AFTER yesterday’s modern festive tunes, today we go a bit further back in time.
We start with J S Bach’s Christmas Oratorio, which is performed every year in Leipzig’s St Nicholas Church, where the composer was musical director. When we featured this clip for the first time in 2018, TCW’s Janice Davis wrote: ‘The church rose to national fame in 1989 with the spontaneous Monday Demonstrations, when it became the centre of peaceful revolt against communist rule and led ultimately to the fall of the Berlin Wall. What better place to rejoice and be exceeding glad!’
As a child I was taken to see Tchaikovsky’s Nutcracker several times and I have had the pleasure of taking my own children to it. This is one of my favourite scenes; the Boston Ballet have taken a bit of a liberty with slow motion which to my mind does no harm at all.
I should think if people were asked what classical music they associate with Christmas, a substantial majority would say Handel’s Messiah. I love this joyful performance of For Unto Us a Son is Born by the Gramophone Chorus of Ghana.

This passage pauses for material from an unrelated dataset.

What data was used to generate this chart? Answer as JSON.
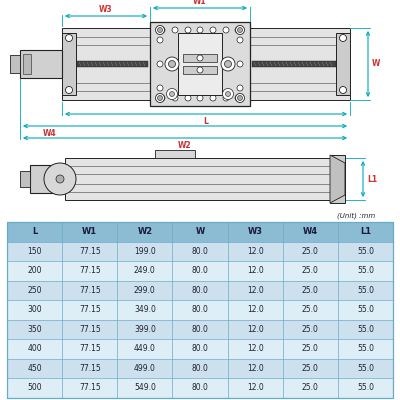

The Shepherds’ Farewell was written by Berlioz in 1850 and eventually formed the foundation of his oratorio L’Enfance du Christ, first performed in Paris on December 10, 1854. Unusually, the composer wrote the words as well, and you can read the lovely verse here.
I would bet good money that if you heard this piece without being able to see the composer’s name, you would not guess it in a month of Sundays. It is Arnold Schoenberg, the exponent of atonal music. He composed this fantasia Weihnachtsmusik (‘Christmas Music’) in 1921.
For a change of pace, here is Leroy Anderson’s Sleigh Ride. Apparently he got the idea for it in a heatwave in July 1946, and it was first performed in 1948. When I was growing up in the 50s and 60s there was a lot of so-called ‘light orchestral’ music on the radio by composers such as Eric Coates and Ronald Binge, melodic and usually cheerful, but you never seem to hear it now. I enjoyed this version by the US Navy Band.
This motet, Hodie Christus Natus Est, is by the Dutch composer Jan Pieterszoon Sweelinck (1562-1621), who was organist at Amsterdam’s Oude Kerk for 44 years.
Finally, one of my favourite pieces of music, Three Kings from Persian Lands Afar. As I wrote here (where you can see its history), I first encountered it when it was sung by the senior choir at my girls’ grammar school in about 1960, and I thought it was the most unbelievably beautiful thing I had ever heard. I still do.
It is given every few years by the choir of King’s College, Cambridge, and this is the 2016 version. I don’t know the young soloist’s name but what a wonderful voice.
I hope all our readers have a very happy day.